En baisse depuis une trentaine d'années «
Cela ne date pas d'hier, explique
France Prioux, directrice de recherches à l'INED (Institut national des études démographiques).
La fécondité italienne est en baisse depuis une trentaine d'années. Cela correspond à un réveil des femmes qui ne veulent plus se sacrifier. Dans la structure familiale à l'italienne, trop de charges reposent sur elles. Et il est de plus en plus difficile de concilier l'entretien de la maison, l'éducation des enfants et la vie professionnelle. » A cause du manque de crèches et de l'absence d'allocations, avoir un enfant signifie trop souvent que la mère délaisse son travail, surtout que les femmes sont souvent les premières victimes de la précarité. Cette natalité en berne est inversement proportionnelle à la courbe du chômage, en hausse : chez les moins de 35 ans, il atteint 15,9% au niveau national. Et le taux peut monter à environ 28 % dans le sud de l'Italie.
Le phénomène des « bamboccioni »,
"Tanguy" à l'italienne Au-delà de ces motifs économiques, c'est tout le modèle traditionnel à l'italienne qui traverse une crise. Le problème s'enracine dans un contexte socio-culturel particulier : pessimisme en l'avenir, manque d'autonomie, insécurité professionnelle... Sans oublier un phénomène en plein essor : les « bamboccioni ». Ces jeunes adultes - souvent diplômés - continuent de vivre chez leurs parents, pour des raisons de confort et - de plus en plus - pour des raisons économiques. Ce mode de vie concerne aujourd'hui 71,4% des jeunes femmes et 83,2% des jeunes hommes (de 18 à 29 ans). Comme Manuela ou Marco, ils ont parfois quitté le nid familial pour aller étudier dans de grandes villes (Rome, Bologne, Milan...), mais ils choisissent d'y revenir, pour une durée illimitée. «
Pourquoi louer un appartement, alors que chez mes parents, j'ai tout ce qu'il me faut ? Cela me permet d'économiser un loyer et de rester proche de ma famille », explique Marco, dentiste en Calabre, 32 ans. Les jeunes Italiens ne refusent pas les responsabilités, mais ils les reportent. «
En Italie, avoir un travail et prendre son envol ne vont pas forcément de pair ! On quitte les parents pour se marier, souvent le plus tard possible », analyse la démographe France Prioux. Pour des motifs culturels et religieux, le schéma familial reste classique : pas de bébé sans vie à deux, pas de cohabitation hors mariage, et pas de mariage sans emploi. Or les effets de la crise et l'immobilisme de l'Etat freinent la mise en route de cette mécanique familiale, c'est le "syndrome du retard". Les femmes sont entrées sur le marché du travail, mais l'organisation sociale tarde à prendre en compte leur désir de travailler. En Italie, faire des enfants reste une affaire privée : aux antipodes du modèle suédois, l'Italie continue de se démarquer en ne créant que très peu de crèches. De même, la répartition sexuelle du travail domestique continue de défavoriser les femmes.
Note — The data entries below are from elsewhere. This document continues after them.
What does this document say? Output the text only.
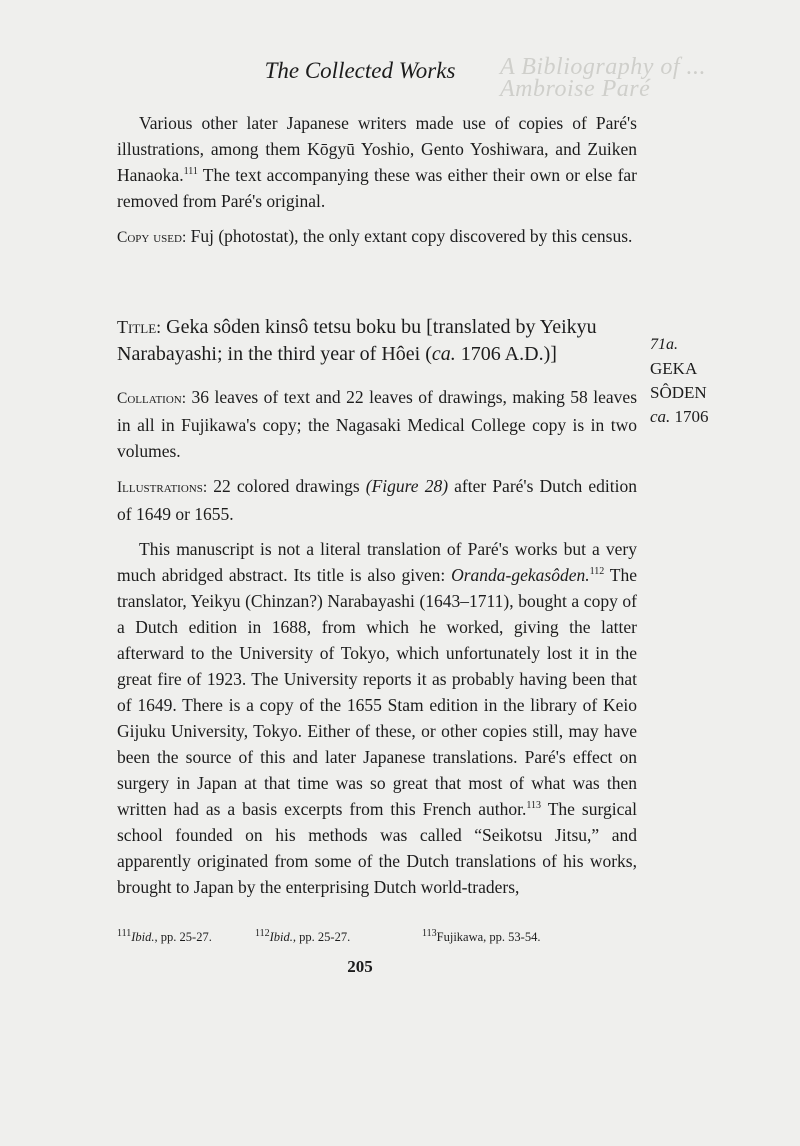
A Bibliography of ... Ambroise Paré
The Collected Works

Various other later Japanese writers made use of copies of Paré's illustrations, among them Kōgyū Yoshio, Gento Yoshiwara, and Zuiken Hanaoka.$^{111}$ The text accompanying these was either their own or else far removed from Paré's original.

Copy used: Fuj (photostat), the only extant copy discovered by this census.

Title: Geka sôden kinsô tetsu boku bu [translated by Yeikyu Narabayashi; in the third year of Hôei (ca. 1706 A.D.)]	71a.
GEKA
SÔDEN
ca. 1706

Collation: 36 leaves of text and 22 leaves of drawings, making 58 leaves in all in Fujikawa's copy; the Nagasaki Medical College copy is in two volumes.

Illustrations: 22 colored drawings (Figure 28) after Paré's Dutch edition of 1649 or 1655.

This manuscript is not a literal translation of Paré's works but a very much abridged abstract. Its title is also given: Oranda-gekasôden.$^{112}$ The translator, Yeikyu (Chinzan?) Narabayashi (1643–1711), bought a copy of a Dutch edition in 1688, from which he worked, giving the latter afterward to the University of Tokyo, which unfortunately lost it in the great fire of 1923. The University reports it as probably having been that of 1649. There is a copy of the 1655 Stam edition in the library of Keio Gijuku University, Tokyo. Either of these, or other copies still, may have been the source of this and later Japanese translations. Paré's effect on surgery in Japan at that time was so great that most of what was then written had as a basis excerpts from this French author.$^{113}$ The surgical school founded on his methods was called “Seikotsu Jitsu,” and apparently originated from some of the Dutch translations of his works, brought to Japan by the enterprising Dutch world-traders,

$^{111}$Ibid., pp. 25-27.	$^{112}$Ibid., pp. 25-27.	$^{113}$Fujikawa, pp. 53-54.
205
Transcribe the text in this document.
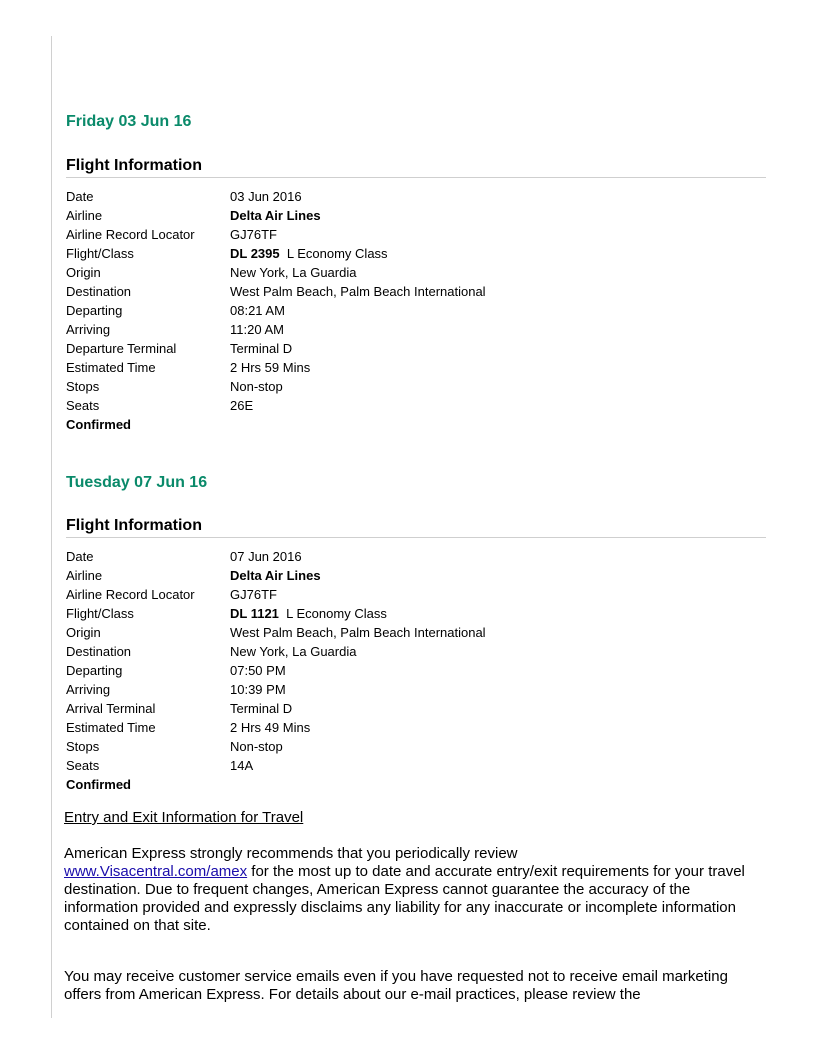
Friday 03 Jun 16
Flight Information
Date	03 Jun 2016
Airline	Delta Air Lines
Airline Record Locator	GJ76TF
Flight/Class	DL 2395 L Economy Class
Origin	New York, La Guardia
Destination	West Palm Beach, Palm Beach International
Departing	08:21 AM
Arriving	11:20 AM
Departure Terminal	Terminal D
Estimated Time	2 Hrs 59 Mins
Stops	Non-stop
Seats	26E
Confirmed
Tuesday 07 Jun 16
Flight Information
Date	07 Jun 2016
Airline	Delta Air Lines
Airline Record Locator	GJ76TF
Flight/Class	DL 1121 L Economy Class
Origin	West Palm Beach, Palm Beach International
Destination	New York, La Guardia
Departing	07:50 PM
Arriving	10:39 PM
Arrival Terminal	Terminal D
Estimated Time	2 Hrs 49 Mins
Stops	Non-stop
Seats	14A
Confirmed
Entry and Exit Information for Travel
American Express strongly recommends that you periodically review
www.Visacentral.com/amex for the most up to date and accurate entry/exit requirements for your travel destination. Due to frequent changes, American Express cannot guarantee the accuracy of the information provided and expressly disclaims any liability for any inaccurate or incomplete information contained on that site.
You may receive customer service emails even if you have requested not to receive email marketing offers from American Express. For details about our e-mail practices, please review the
Les traumatismes du fascisme... Les grands-parents, quand ils le peuvent, aident les jeunes couples: la solidarité familiale et les systèmes d'aide informelle sont des remèdes aux carences de l'Etat. France Prioux estime encore que "
les Italiens, très malthusiens, n'ont pas pris conscience du problème. Une vraie politique démographique coûterait cher et l'Etat n'est pas prêt à débourser de l'argent pour relancer la natalité ! De plus, une politique volontariste aurait des relents fascistes, ce qui serait mal perçu. » L'Italie se contente d'une politique familiale minimaliste et néglige ses conséquences néfastes sur le vieillissement de la population, le dynamisme économique ou l'avenir des retraites. De passage à Paris en 2006, Rosy Bindi, ministre italienne des Politiques de la famille, avait annoncé une « Conférence nationale de la famille », affirmant qu' «
investir dans la famille, c'est investir pour tout le pays ». Cinq ans plus tard, l'Italie est toujours « démographiquement sinistrée ». Et si, sur les dernières années, on a noté une légère amélioration, c'est uniquement grâce aux immigrés ! Les Italiennes, elles, continuent à faire très peu de « bambini ».